An October 2 Chalkbeat Colorado story highlights the early progress of the community-developed and Board-approved plans to reconfigure educational delivery in the two poorest regions of Jeffco Public Schools. “Changes embraced at Jeffco schools that serve low-income students” by Nic Garcia notes both the encouraging news and the ongoing challenges facing the Jefferson and Alameda articulartion areas:
Early anecdotal evidence suggests the changes, which include combining four schools into two and developing a dual language program in primary schools, are resonating with teachers, students and parents, district leaders said.
But there are long-term building needs that the district will need to tackle and it’s still too early to know whether an emphasis to improve students’ vocabularies will be enough to boost achievement for those who are chronically behind.
In March 2015 the Jeffco Board of Education unanimously approved both the Jefferson and Alameda plans. The plans — developed by parents, teachers, and community leaders — represent bottom-up solutions that recognize the unique challenges facing the lower-income populations of students in the affected areas of Lakewood, Wheat Ridge, and Edgewater.

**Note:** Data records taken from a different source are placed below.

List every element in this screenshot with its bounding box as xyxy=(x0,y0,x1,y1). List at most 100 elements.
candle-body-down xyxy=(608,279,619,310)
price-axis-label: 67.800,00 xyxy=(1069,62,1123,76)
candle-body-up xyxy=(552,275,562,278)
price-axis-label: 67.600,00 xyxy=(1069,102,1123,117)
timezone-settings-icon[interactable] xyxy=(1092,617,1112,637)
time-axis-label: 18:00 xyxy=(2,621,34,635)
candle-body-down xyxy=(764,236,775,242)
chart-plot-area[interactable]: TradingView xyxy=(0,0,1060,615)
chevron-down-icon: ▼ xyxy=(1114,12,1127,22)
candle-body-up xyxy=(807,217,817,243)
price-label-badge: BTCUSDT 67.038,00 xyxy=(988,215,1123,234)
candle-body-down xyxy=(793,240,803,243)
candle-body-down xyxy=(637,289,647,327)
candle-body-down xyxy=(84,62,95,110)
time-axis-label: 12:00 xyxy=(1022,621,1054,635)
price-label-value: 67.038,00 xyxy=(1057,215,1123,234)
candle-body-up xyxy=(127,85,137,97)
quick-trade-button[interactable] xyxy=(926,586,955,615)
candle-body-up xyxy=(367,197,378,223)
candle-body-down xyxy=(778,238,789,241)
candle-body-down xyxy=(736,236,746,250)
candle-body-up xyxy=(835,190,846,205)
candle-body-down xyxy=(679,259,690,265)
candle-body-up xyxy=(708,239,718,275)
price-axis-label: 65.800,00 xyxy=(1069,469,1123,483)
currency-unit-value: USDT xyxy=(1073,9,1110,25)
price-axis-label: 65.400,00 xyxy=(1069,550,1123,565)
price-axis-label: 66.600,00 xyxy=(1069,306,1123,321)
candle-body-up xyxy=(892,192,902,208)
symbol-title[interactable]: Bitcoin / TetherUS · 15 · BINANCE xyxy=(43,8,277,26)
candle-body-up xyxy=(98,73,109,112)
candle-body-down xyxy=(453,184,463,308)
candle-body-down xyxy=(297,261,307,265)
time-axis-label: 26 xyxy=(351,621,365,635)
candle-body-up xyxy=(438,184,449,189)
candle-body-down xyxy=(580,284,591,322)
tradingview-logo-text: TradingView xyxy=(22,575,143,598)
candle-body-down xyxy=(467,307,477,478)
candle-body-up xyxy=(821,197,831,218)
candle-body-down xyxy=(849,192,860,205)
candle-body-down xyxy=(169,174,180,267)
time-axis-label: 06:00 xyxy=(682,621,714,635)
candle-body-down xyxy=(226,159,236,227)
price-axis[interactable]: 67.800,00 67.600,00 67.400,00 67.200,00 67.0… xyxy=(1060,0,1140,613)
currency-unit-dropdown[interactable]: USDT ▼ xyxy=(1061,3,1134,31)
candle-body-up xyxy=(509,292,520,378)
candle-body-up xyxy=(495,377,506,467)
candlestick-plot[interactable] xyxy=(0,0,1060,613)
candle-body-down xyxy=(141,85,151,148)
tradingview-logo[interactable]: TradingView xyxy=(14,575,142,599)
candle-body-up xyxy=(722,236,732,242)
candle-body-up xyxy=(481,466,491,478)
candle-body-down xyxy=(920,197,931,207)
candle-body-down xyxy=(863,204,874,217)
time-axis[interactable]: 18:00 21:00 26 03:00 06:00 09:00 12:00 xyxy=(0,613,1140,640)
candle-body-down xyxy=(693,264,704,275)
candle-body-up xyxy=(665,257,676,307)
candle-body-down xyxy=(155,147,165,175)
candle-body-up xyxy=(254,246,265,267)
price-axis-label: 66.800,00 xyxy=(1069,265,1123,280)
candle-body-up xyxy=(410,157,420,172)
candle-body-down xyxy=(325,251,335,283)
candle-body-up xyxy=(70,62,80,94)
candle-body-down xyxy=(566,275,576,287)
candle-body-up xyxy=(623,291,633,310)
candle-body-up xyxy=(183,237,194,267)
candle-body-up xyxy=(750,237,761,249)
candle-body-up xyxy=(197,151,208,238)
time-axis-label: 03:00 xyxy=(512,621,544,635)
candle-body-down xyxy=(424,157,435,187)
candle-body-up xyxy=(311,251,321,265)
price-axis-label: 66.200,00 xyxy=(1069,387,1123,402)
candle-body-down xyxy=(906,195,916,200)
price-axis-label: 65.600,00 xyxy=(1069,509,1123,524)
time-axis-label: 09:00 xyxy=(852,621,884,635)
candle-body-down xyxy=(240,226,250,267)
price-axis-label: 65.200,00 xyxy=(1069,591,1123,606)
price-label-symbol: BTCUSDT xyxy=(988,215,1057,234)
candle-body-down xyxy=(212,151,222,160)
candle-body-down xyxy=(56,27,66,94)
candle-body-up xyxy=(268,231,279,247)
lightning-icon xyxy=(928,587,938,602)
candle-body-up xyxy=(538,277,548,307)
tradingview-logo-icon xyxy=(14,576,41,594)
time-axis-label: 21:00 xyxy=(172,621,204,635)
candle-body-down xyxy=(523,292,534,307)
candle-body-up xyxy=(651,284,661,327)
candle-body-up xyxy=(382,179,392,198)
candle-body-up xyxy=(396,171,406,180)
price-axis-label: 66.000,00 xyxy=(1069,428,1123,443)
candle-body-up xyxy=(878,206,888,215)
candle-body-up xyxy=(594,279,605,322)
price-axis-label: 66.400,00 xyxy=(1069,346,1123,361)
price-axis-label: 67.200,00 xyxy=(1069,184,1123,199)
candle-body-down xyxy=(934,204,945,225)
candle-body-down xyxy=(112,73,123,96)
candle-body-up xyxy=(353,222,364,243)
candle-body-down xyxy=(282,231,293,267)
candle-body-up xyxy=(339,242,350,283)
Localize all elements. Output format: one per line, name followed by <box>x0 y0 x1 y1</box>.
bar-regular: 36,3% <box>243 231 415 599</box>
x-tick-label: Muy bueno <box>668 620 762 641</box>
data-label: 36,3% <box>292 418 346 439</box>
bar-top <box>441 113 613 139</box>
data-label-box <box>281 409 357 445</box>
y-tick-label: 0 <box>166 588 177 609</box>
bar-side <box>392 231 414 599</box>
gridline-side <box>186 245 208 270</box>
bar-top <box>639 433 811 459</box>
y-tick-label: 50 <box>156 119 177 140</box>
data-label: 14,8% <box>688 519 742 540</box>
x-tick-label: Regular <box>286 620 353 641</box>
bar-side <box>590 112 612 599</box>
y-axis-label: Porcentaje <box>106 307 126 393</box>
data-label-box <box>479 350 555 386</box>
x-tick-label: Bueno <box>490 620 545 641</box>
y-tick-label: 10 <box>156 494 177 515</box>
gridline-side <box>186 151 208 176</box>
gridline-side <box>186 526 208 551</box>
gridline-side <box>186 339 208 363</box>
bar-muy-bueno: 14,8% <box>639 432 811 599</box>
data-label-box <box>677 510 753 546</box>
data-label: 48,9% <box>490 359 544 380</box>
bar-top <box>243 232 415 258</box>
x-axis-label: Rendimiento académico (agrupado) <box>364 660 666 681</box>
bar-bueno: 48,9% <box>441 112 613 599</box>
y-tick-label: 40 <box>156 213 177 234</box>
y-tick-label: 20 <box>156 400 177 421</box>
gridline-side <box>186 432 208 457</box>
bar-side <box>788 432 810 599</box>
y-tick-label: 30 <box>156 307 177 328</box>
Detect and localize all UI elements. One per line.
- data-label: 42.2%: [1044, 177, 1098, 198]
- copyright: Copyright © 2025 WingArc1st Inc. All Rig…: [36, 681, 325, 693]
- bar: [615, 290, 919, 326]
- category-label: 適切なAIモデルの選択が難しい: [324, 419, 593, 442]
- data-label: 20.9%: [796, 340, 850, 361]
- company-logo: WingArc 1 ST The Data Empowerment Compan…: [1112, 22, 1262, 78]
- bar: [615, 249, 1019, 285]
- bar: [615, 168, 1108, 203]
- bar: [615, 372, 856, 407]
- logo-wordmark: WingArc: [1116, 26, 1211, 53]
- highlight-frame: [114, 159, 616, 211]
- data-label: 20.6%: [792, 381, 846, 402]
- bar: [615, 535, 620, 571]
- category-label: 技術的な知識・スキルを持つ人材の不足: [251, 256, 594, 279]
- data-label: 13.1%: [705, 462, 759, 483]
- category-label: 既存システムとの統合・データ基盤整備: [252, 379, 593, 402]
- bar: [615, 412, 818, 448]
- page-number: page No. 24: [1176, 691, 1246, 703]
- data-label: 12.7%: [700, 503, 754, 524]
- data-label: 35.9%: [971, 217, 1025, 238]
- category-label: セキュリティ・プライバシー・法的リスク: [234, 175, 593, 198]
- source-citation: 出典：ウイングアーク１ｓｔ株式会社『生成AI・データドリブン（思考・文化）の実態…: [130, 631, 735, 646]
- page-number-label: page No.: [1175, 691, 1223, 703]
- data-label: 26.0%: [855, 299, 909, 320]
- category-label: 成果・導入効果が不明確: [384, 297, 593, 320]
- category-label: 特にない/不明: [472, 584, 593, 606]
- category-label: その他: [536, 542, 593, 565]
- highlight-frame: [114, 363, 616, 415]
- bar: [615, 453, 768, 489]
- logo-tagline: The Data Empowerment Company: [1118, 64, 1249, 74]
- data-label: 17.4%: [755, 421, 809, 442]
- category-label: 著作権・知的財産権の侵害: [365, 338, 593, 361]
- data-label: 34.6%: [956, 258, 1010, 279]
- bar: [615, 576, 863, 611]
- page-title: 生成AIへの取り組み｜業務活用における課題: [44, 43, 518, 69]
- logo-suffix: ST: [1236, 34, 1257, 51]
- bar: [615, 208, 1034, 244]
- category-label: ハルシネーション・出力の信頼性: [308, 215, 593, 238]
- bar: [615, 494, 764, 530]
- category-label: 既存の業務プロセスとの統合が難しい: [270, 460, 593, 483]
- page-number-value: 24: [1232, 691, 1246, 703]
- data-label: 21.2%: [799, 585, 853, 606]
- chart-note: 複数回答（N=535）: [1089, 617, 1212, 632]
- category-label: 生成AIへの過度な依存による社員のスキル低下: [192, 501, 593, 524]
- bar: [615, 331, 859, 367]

In 2014, only 2 percent of 10th graders at Edgewater’s Jefferson High School demonstrated proficiency in math. At nearby Lundberg Elementary, only 40 percent of third graders reached the critical mark of reading at grade level.
Jeffco’s current trajectory is focused on increased expectations centrally and more empowered decisions locally. Under the incoming leadership of the current majority in 2013, the board voted unanimously to set higher academic achievement goals district-wide. The board also has supported the district’s significant change to student-based budgeting, which promotes greater decision-making over resources, personnel, and programs at the building level.